Questões. Acontece que, depois de dar três largas voltas ao redor do nada, cheguei à conclusão de que não há nada muito atípico ou sensacional (quisera eu) nessa multiplicidade de discursos ou de personas ou de formas escolhidas para encenar uma determinada situação ou de sei lá o que. Não escrevemos um bilhete de amor da mesma forma como preparamos uma carta de demissão. Não planejamos uma redação de vestibular com o mesmo desleixo como copiamos uma receita de bolo. Somos todos camaleões da palavra – até por obrigação, por necessidade. Mas entendo que essa obviedade possa sim parecer algo muito estranho, da mesma forma como o substantivo “maionese” ficará extremamente esquisito quando você decidir admirá-lo com toda a concentração do mundo por uns cinco minutos. Outro dia reclamei da minha prima de 11 anos, que escreve na internet com a mesma destreza de uma analfabeta funcional. Ela sabiamente retrucou: “Tio, não sou desse jeito toda hora!”

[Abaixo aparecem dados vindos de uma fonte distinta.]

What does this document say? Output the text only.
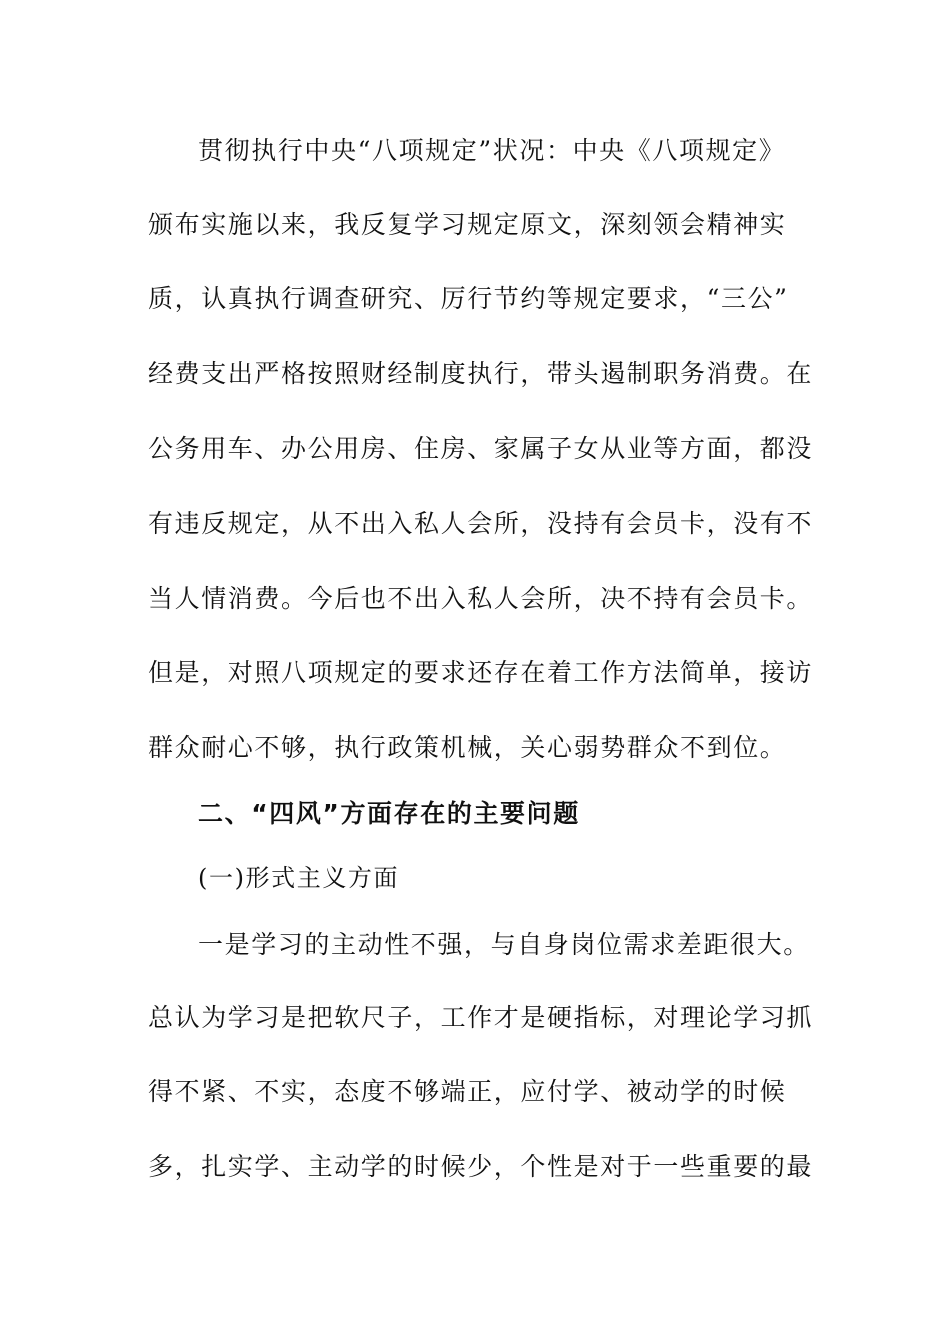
贯彻执行中央“八项规定”状况：中央《八项规定》
颁布实施以来，我反复学习规定原文，深刻领会精神实
质，认真执行调查研究、厉行节约等规定要求，“三公”
经费支出严格按照财经制度执行，带头遏制职务消费。在
公务用车、办公用房、住房、家属子女从业等方面，都没
有违反规定，从不出入私人会所，没持有会员卡，没有不
当人情消费。今后也不出入私人会所，决不持有会员卡。
但是，对照八项规定的要求还存在着工作方法简单，接访
群众耐心不够，执行政策机械，关心弱势群众不到位。
二、“四风”方面存在的主要问题
(一)形式主义方面
一是学习的主动性不强，与自身岗位需求差距很大。
总认为学习是把软尺子，工作才是硬指标，对理论学习抓
得不紧、不实，态度不够端正，应付学、被动学的时候
多，扎实学、主动学的时候少，个性是对于一些重要的最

Como insisto nesse tipo de jogo mental, passei a sessão inteira de Crimes de autor com esses devaneios tolos quicando nos meus neurônios. Assumo: filmes de Claude Lelouch não costumam fisgar minha atenção. Sempre assisto a eles com o distanciamento curioso de quem espera o grande malabarismo de um peixe amarelo no aquário gigante. Me perdi no meu umbigo também por outra razão: como já havia indicado em A coragem de amar (uma espécie de rascunho gorduroso para o filme seguinte), o cineasta parece obcecado pela forma como o cinema e as pessoas encenam, mudam de tom, vestem-se em personagens, se dividem em duas ou três. É um belo tema, infelizmente mastigado por um diretor que costuma apelar a todo tipo de artifício boboca que tem à disposição.

Lelouch adora fazer com que os personagens cuspam lindas frases de papel-de-carta. “Se fosse possível descobrir a data e a hora da sua morte, você gostaria?”, questiona em A coragem de amar (uma comédia romântica musical com canções que, de tão irritantes, grudam nos mais horrendos pesadelos). “A maior felicidade está nas primeiras vezes”, dispara em Crimes de autor (e eu duvido muito disso, já que, para ficarmos num exemplo mórbido, não fui nada feliz quando vi um cadáver pela primeira vez). Lelouch também é fã de reviravoltas metalingüísticas – e aí aquele tipo inocente que caminha de locação em locação pode se revelar, na décima pirueta do roteiro, o autor da biografia do diretor de um filme inspirado na vida de um primo de Lelouch. A diversão está em servir o rocambole, e não em recheá-lo com reflexões minimamente instigantes.

E, se meu vocabulário atualmente parece muito limitado a termos gastronômicos, talvez essa conte como uma nova persona. A quarta? Chef Superoito, a seu dispor?